Religion und Integration

Professor Christian Pfeiffer referierte in der Elisabethkirche über die Voraussetzungen von Integration. Foto: D. Lange

Vortrag von Christian Pfeiffer in der Elisabethkirche

Langenhagen (dl). Der Kirchenkreis Burgwedel-Langenhagen lud zum Tag der Reformation seine Mitglieder zu einem Empfang in die Elisabethkirche ein. Musikalisch begleitet wurde der Abend vom Violinensemble der Musikschule Langenhagen. Der Vortrag des Gastredners Professor Christian Pfeiffer, Direktor des Kriminologischen Forschungsinstitutes Niedersachsen, zum Thema „Religiosität und abweichendes Verhalten Jugendlicher“ stützte sich auf ein Gutachten, das das Institut mit Fördermitteln des Bundesinnenministeriums in den Jahren 2007/08 bundesweit durchführte. Dazu wurden 45.000 Schülerinnen und Schüler aus neunten Klassen befragt.
Im Kern ging es dabei um zwei Fragen: Wie wirkt sich die Zugehörigkeit zu einer Religion und die persönliche Religiosität auf die Verhaltensweisen von 14- bis 16-jährigen Jugendlichen aus? Und wie wird die Integration jugendlicher Migranten von diesen Faktoren beeinflusst? Ein auf den ersten Blick erstaunliches Ergebnis der Befragung ist die Tatsache, dass in Westdeutschland nur acht Prozent der Jugendlichen keiner Glaubensgemeinschaft angehören, in Ostdeutschland sind es dagegen 76 Prozent.

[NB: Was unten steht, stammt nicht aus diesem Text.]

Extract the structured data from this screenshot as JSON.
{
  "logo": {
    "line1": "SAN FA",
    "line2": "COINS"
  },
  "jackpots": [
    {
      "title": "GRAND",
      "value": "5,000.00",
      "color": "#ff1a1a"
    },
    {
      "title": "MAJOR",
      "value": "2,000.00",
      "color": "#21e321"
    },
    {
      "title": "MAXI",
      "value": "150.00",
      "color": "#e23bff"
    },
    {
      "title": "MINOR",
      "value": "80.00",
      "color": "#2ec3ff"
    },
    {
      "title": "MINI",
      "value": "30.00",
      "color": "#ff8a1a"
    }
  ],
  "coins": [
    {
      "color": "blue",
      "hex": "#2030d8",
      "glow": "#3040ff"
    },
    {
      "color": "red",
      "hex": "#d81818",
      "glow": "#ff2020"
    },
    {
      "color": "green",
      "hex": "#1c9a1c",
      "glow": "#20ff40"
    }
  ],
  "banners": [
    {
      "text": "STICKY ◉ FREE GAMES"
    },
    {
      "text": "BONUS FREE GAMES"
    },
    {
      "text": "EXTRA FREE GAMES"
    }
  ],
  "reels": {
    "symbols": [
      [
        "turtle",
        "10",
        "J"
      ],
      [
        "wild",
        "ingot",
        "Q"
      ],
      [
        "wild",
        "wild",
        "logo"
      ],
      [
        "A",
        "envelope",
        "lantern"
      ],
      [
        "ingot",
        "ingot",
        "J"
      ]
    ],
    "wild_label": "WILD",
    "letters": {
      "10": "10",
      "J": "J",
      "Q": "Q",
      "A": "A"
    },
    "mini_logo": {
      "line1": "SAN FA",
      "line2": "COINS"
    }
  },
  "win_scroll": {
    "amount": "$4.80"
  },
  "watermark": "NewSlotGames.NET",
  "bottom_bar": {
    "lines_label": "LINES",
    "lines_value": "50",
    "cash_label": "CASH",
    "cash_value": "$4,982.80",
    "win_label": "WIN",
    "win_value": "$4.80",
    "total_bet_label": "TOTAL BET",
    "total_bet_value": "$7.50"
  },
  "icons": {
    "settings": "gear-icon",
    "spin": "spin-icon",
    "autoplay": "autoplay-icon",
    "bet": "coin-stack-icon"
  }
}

In der ehemaligen DDR spielte die Kirche in der Gesellschaft im Vergleich mit Westdeutschland bekanntlich nur eine untergeordnete Rolle. Im Westen sind Ereignisse wie Taufe, Hochzeit und Beerdigung, unabhängig vom Grad der eigenen Religiosität, dagegen für die meisten Menschen ohne Kirche nicht denkbar. Christian Pfeiffer spricht in diesem Zusammenhang von der Rolle der Kirche als „Lebensdekoration“.

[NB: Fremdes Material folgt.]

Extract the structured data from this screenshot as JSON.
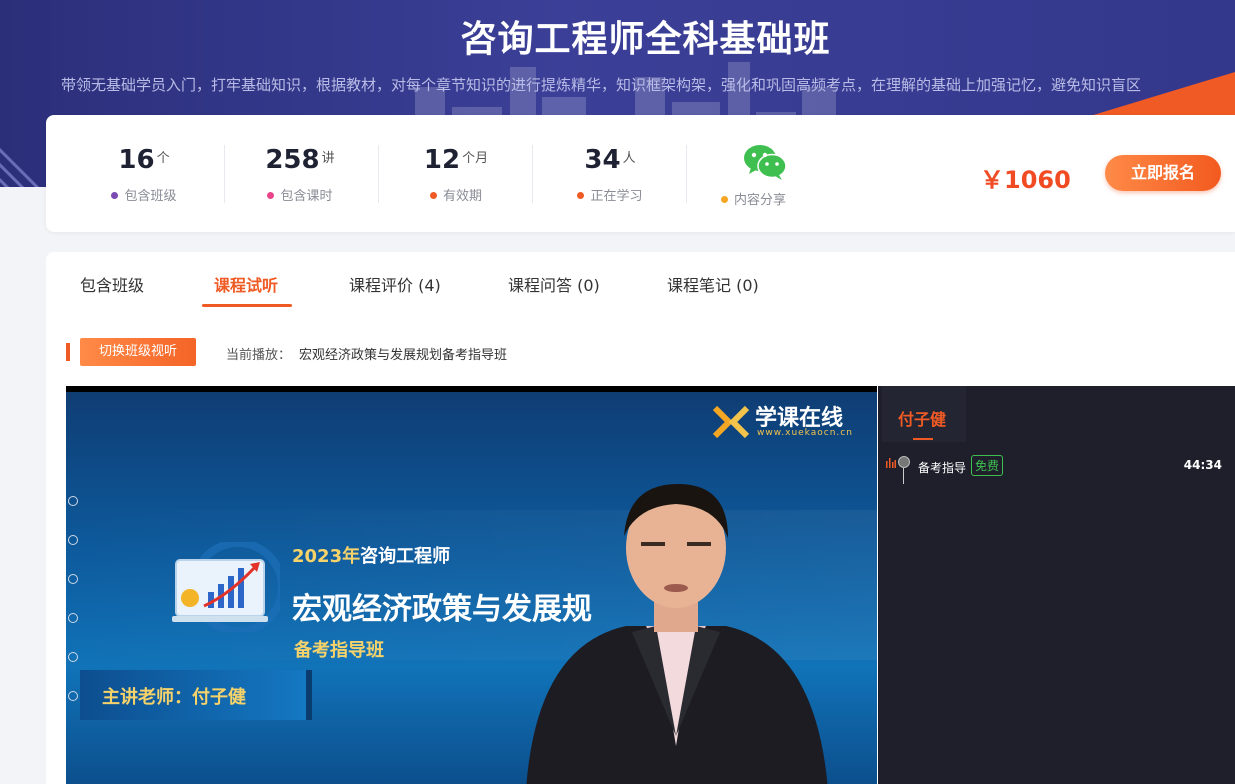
{
  "header": {
    "title": "咨询工程师全科基础班",
    "subtitle": "带领无基础学员入门，打牢基础知识，根据教材，对每个章节知识的进行提炼精华，知识框架构架，强化和巩固高频考点，在理解的基础上加强记忆，避免知识盲区"
  },
  "stats": [
    {
      "value": "16",
      "unit": "个",
      "label": "包含班级",
      "dot_color": "#7a4bb3"
    },
    {
      "value": "258",
      "unit": "讲",
      "label": "包含课时",
      "dot_color": "#e8458b"
    },
    {
      "value": "12",
      "unit": "个月",
      "label": "有效期",
      "dot_color": "#f05a24"
    },
    {
      "value": "34",
      "unit": "人",
      "label": "正在学习",
      "dot_color": "#f05a24"
    }
  ],
  "share": {
    "label": "内容分享",
    "dot_color": "#f5a623",
    "icon": "wechat-icon"
  },
  "price": "￥1060",
  "enroll_label": "立即报名",
  "tabs": [
    {
      "label": "包含班级"
    },
    {
      "label": "课程试听"
    },
    {
      "label": "课程评价 (4)"
    },
    {
      "label": "课程问答 (0)"
    },
    {
      "label": "课程笔记 (0)"
    }
  ],
  "active_tab": 1,
  "switch_label": "切换班级视听",
  "now_playing": {
    "prefix": "当前播放：",
    "title": "宏观经济政策与发展规划备考指导班"
  },
  "video": {
    "logo_text": "学课在线",
    "logo_url": "www.xuekaocn.cn",
    "year": "2023年",
    "exam": "咨询工程师",
    "title": "宏观经济政策与发展规",
    "subtitle": "备考指导班",
    "teacher": "主讲老师：付子健"
  },
  "playlist": {
    "tab": "付子健",
    "items": [
      {
        "name": "备考指导",
        "badge": "免费",
        "duration": "44:34"
      }
    ]
  },
  "colors": {
    "accent": "#f05a24",
    "hero": "#34388c"
  }
}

Deutliche Unterschiede zeigen sich auch in der Einschätzung der persönlichen Religiosität: 30 Prozent aller christlichen Jugendlichen empfinden sich als nicht religiös, bei den jungen Muslimen dagegen sind es nur 5,2 Prozent. Bis zu 45 Prozent der christlichen Jugendlichen stufen sich als religiös oder sehr religiös ein; die Religion spielt in ihrem Leben und in ihrer familiären Erziehung eine wichtige Rolle. Bei den Muslimen liegt diese Quote mit 71 Prozent noch sehr viel höher.

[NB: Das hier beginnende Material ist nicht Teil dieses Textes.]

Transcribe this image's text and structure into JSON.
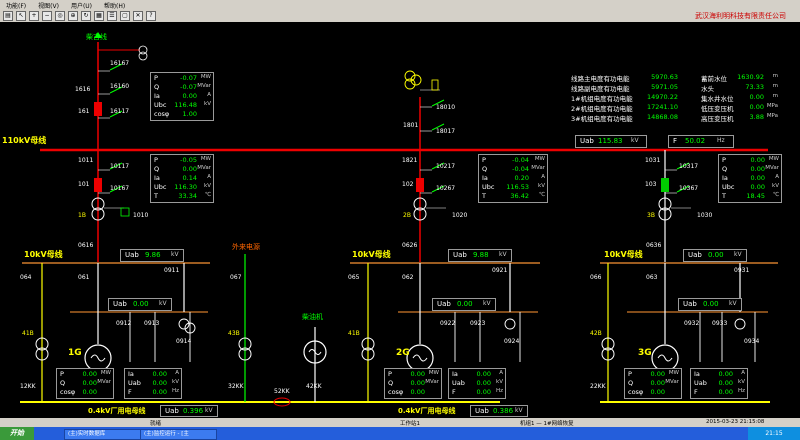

Der Einfluss der Religion auf die Integration junger Migranten zeigt ebenfalls große Unterschiede: Die kleine Gruppe von Migranten ohne Konfessionszugehörigkeit zeigt sich in jeder Hinsicht am besten integriert. Die Zugehörigkeit von Migranten zu einer Glaubensgemeinschaft bewirkt dagegen, dass sie sich weniger für ihre deutsche Umwelt öffnen. Christliche Migranten fühlen sich zu 57 Prozent als Deutsche und 27 Prozent von ihnen streben das Abitur an; muslimische Migranten stufen sich dagegen nur zu 22 Prozent als Deutsche ein und 16 Prozent von ihnen wollen das Abitur machen. Christian Pfeiffer erkennt darin einen deutlichen Zusammenhang zwischen dem Grad der Integration und der Zugehörigkeit zu einer Glaubensgemeinschaft, besonders bei den jungen Muslimen.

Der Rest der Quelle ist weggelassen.